Continuación...
Los maquis: unos hombres que intentaban recuperar lo perdido tras la derrota del 39.El caso es que en sus inicios la brigada contaba con cincuenta hombres. Habían partido de Esterenzubi y entraron por Roncesvalles. Varios días de caminata, fatigados, exhaustos, desorientados muchas veces por causa de la niebla, de la lluvia o de la nieve, ateridos de miedo y de frío, los pies destrozados dentro de las botas, las uñas partidas, sangre en los dedos. Muchas veces, al sacarse los calcetines, notaban al tirar la sangre reseca mezclada con el sudor. Y siempre con la amenaza de que en cualquier momento les podían volar la cabeza… Con las nevadas había que tener especial precaución. Si les pillaba camino de su refugio, generalmente abrigos naturales o cuevas, tenían que aguantarse y no moverse de donde les cogiera, aunque no tuvieran comida. Y pasar un tiempo allí donde hubiera nevado, sin moverse apenas, hasta que la nieve se deshacía: no debían dejar huellas de su paso. La cacería hubiera sido demasiado fácil. -Por eso estaba prohibido encender fuego o fumar y había que tener mucha precaución cuando te bajabas los pantalones para hacer tus necesidades. Un hombre es esas circunstancias era un blanco fácil. Y no hay cosa más absurda en esta vida que te maten cuando estás cagando-. Eso comentaba Goñi, un testigo que logró sobrevivir. Tras mantener un duro combate en Izalzu, en el Portillo de Lasa, lograron abatir dos policías y a un guardia civil. Perdieron también algunos hombres. Luego el grupo se dividió en dos. El más numeroso se perdió por Abaurrea Alta y acabó pasando a Francia. El menos numeroso se situaba cerca de Navascués… -Malditos fascistas. Pronto llegará la ayuda de Francia. -Les vamos a dar a estos para el pelo. Hay que tener paciencia. La esperanza es lo último que se pierde. El consuelo de los perdedores. Gente valiente y entusiasta, convencida de que la victoria era solo cuestión de tiempo. -Cuando todo acabe, voy a establecerme por mi cuenta. Ya se lo he dicho a Iranzu, mi novia. La pobre no se lo cree y no hace más que llorar. Tiene miedo de que todo acabe mal y de que terminen levantándome la tapa de los sesos. La pobre está sufriendo mucho con todo esto. Pero no hay cuidado. Ya lo tengo pensado. Un prado, unas vacas y un par de mulas. Y a empezar de nuevo.
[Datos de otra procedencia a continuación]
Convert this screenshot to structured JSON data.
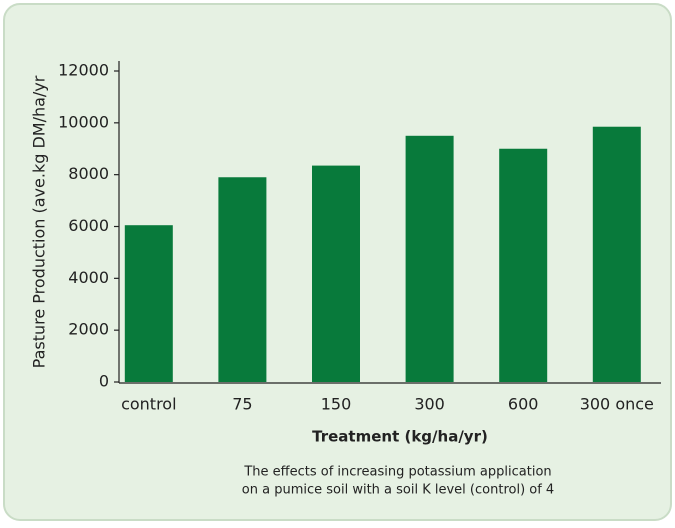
{
  "chart_data": {
    "type": "bar",
    "y_label": "Pasture Production (ave.kg DM/ha/yr",
    "x_label": "Treatment (kg/ha/yr)",
    "caption": [
      "The effects of increasing potassium application",
      "on a pumice soil with a soil K level (control) of 4"
    ],
    "categories": [
      "control",
      "75",
      "150",
      "300",
      "600",
      "300 once"
    ],
    "values": [
      6050,
      7900,
      8350,
      9500,
      9000,
      9850
    ],
    "color": "#087a3b",
    "ylim": [
      0,
      12000
    ],
    "yticks": [
      0,
      2000,
      4000,
      6000,
      8000,
      10000,
      12000
    ]
  }
}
Decía Gayarre. Y cuando lo decía, un brillo especial iluminaba su mirada.
El guerrillero se siente vacío por dentro. La guerra se lo llevó todo, un vendaval terrible que le arrancó lo que más quería: sus padres, su trabajo, sus amigos, su casa de la niñez… Solo la idea de empezar de nuevo junto a su compañera, le da energías para seguir vivo, en la brecha, por dura que fuese… Pero la ayuda no llegó. ¿Dónde está la línea que separa el optimismo de la desilusión? ¿Dónde la frontera entre la esperanza y la cruda realidad? Es una línea delicada, sutil y quebradiza. No hay espacio intermedio. Un buen día, llega la noticia que menos se espera. Esa que nadie quiere oír. Y, tras la sorpresa inicial, el desánimo se hace un hueco en el corazón de los hombres y se adueña de todos, como una epidemia. -De Gaulle no da un paso adelante. No piensa prestar ayuda. Parece que se olvidó de lo que hicimos allí para echar a los nazis. Es el final. Gestos de abatimiento. Semblantes serios. Un mazazo tremendo. Y unos hombres que finalmente tuvieron que abandonar el refugio antes de que diera el enemigo con ellos. Tras un par de escaramuzas, algunos de la brigada cayeron, otros fueron hechos prisioneros. La mayoría, con las municiones agotadas y la moral por los suelos, acabaría retornando a Francia. Eso sí, con el convencimiento, de que ya no habría ayuda para su causa. Los menos, seguían resistiendo. Sabían que ya nada había que hacer, pero era una cuestión de dignidad. Ibarrola se quedó solo en aquella choza. Habían caído casi todos sus compañeros. Aún así, no quiso irse con lo que quedaba de su diezmada brigada. Prefería luchar hasta el final. Por eso no le extrañó aquella noche la patada en la puerta, ni cuando, al ir a echar mano al fusil que colgaba del respaldo de la silla, los dos guardias civiles que irrumpieron violentamente, nerviosos y vociferantes, le apuntaron con sus armas: -Ni lo intentes, cabrón, que te mato aquí mismo. Ahora sí que estaba todo perdido. La guerra había llegado irremediablemente a su fin. Al menos para él.